A friend has written to ask me what Judge Winmill could have meant in the St. Luke's hospital-physician merger case when writing that the deal should be unwound because "there are other ways to achieve the same effect that do not run afoul of the antitrust laws and do not run such a risk of increased costs."
So, what are those things, my friend asks — joint ventures? Something else?
This is a great question. I, too, find Judge Winmill's assertion to be a little eliptical. Other business associations and practice organization forms may offend antitrust law, short of a merger, so the technical form of the integrated entity can't be the problem (see Penn-Olin). And it is always useful to argue that efficiencies that may be reaped short of a merger should be just that.
But I can't tell in the St.
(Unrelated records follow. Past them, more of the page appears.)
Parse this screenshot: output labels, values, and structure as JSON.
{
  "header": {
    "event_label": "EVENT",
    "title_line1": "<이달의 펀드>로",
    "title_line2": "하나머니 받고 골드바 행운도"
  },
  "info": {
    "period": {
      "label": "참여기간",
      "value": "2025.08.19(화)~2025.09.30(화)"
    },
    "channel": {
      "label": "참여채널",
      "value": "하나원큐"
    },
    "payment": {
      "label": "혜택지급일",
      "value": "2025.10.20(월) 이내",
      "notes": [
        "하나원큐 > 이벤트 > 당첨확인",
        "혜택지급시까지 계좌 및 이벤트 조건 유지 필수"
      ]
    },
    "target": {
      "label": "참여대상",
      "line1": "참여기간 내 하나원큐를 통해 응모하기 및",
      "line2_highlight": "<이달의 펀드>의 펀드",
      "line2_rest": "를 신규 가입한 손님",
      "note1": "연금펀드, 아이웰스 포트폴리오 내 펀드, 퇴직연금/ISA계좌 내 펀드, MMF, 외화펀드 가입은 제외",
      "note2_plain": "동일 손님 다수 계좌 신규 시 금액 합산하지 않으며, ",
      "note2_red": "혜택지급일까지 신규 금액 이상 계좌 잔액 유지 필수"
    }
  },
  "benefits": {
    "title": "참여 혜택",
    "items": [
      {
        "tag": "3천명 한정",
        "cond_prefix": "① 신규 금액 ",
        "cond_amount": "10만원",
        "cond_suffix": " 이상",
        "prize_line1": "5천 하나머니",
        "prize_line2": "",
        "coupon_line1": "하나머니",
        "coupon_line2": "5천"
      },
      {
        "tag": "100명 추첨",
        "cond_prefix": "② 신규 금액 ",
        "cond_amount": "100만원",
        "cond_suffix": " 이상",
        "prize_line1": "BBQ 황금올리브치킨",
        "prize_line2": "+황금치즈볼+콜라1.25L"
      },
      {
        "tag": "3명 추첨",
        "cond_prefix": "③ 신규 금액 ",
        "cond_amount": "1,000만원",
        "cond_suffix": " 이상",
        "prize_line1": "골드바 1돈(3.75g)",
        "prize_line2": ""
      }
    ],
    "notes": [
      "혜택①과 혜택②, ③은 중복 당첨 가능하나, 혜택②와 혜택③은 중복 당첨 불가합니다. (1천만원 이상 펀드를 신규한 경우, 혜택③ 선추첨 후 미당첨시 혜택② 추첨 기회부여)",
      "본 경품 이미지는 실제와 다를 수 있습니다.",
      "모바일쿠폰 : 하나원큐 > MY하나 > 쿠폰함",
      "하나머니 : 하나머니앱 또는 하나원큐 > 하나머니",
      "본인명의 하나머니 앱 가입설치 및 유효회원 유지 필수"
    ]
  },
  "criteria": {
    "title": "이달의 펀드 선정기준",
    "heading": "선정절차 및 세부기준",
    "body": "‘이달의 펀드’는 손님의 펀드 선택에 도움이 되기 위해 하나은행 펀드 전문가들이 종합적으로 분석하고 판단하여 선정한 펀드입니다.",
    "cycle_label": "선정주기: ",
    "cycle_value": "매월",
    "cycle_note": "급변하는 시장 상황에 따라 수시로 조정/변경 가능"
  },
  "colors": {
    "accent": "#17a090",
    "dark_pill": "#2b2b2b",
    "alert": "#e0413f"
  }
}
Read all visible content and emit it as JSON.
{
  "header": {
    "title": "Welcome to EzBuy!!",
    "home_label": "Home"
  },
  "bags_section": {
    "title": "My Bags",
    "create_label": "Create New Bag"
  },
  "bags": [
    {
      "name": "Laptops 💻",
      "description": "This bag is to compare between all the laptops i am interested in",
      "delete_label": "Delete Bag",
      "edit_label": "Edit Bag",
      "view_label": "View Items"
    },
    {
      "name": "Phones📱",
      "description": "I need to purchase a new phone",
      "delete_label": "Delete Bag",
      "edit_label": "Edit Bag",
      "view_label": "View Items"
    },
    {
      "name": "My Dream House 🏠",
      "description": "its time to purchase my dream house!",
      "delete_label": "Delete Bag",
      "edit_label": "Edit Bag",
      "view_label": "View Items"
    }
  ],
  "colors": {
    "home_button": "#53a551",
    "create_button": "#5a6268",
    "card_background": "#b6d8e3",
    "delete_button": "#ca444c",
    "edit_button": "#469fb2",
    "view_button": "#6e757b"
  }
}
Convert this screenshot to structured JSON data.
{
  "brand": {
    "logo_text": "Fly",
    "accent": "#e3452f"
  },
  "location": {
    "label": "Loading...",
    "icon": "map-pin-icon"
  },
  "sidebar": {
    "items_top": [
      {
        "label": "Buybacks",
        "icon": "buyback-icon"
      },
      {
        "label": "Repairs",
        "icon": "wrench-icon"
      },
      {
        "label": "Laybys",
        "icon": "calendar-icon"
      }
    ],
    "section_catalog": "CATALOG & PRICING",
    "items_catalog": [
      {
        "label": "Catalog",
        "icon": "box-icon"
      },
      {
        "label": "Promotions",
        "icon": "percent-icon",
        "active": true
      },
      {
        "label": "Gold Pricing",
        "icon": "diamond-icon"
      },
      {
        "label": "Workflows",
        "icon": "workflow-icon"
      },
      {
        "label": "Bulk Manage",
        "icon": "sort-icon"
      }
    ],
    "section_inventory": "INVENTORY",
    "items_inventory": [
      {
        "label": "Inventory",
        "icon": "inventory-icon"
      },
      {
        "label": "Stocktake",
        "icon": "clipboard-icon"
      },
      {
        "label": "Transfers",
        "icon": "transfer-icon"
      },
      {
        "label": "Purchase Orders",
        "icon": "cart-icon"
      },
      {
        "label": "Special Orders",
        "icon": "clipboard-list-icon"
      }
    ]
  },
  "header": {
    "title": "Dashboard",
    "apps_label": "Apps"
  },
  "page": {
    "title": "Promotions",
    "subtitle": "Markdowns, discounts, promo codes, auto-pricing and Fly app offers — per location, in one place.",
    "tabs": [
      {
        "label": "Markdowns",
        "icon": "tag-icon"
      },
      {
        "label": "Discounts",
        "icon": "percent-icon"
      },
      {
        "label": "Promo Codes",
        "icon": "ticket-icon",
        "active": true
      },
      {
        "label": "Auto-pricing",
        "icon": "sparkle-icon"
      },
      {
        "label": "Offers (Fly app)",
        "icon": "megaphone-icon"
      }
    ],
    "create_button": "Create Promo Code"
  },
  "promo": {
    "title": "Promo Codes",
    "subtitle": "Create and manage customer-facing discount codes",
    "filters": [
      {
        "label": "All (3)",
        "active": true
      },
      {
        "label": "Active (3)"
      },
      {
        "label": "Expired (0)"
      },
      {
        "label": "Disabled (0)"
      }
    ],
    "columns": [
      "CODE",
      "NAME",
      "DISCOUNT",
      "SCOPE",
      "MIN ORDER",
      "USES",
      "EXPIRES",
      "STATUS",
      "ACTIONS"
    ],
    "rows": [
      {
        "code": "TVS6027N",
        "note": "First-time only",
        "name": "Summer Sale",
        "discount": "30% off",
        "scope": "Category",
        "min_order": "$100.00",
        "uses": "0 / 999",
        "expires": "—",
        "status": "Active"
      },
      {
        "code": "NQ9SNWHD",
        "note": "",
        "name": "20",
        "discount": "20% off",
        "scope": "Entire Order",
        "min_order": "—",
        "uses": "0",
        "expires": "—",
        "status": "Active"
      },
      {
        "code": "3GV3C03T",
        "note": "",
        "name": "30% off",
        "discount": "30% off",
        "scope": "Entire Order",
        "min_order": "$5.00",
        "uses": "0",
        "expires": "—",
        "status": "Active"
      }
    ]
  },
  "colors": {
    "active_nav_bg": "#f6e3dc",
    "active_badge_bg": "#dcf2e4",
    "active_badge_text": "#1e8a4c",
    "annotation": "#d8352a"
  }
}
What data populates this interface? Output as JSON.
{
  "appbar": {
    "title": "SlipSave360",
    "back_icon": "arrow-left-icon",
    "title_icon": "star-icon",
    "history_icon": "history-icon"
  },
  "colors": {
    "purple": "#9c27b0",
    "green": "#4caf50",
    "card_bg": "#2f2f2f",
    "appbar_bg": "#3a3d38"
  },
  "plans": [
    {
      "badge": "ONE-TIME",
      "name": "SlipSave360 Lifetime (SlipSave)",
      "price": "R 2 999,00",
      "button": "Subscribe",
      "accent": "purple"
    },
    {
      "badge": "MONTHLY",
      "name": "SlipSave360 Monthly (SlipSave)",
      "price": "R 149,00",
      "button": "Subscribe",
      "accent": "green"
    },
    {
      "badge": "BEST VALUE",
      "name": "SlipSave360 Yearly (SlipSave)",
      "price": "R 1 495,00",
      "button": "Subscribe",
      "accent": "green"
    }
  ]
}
Luke's case whether Judge Winmill was more irked by bad economic analysis or the genuine failure of the combining parties to consider alternatives. The cool thing is that a fair amount of the trial record has been made public in the St. Luke's matter, making it possible to know more than outsiders usually know about what happened in the presentation of the case. I need to read more.
Isn't it likely, my friend asks, however the combined integrated entity is styled, that referral exclusivity, as a practical matter, might spill over into some kind of de facto referral practice even outside of the ACO population?
This is a great question. It is sharpened by the special antitrust rules for analyzing Medicare Shared Savings Program participating entities. Those same MSSP rules are in the administrative rulemaking process even as we speak. The proposed revised regulations seem somewhat merger wary (p.55) and very concerned about ACO independence (pp. 57-66), just like my friend.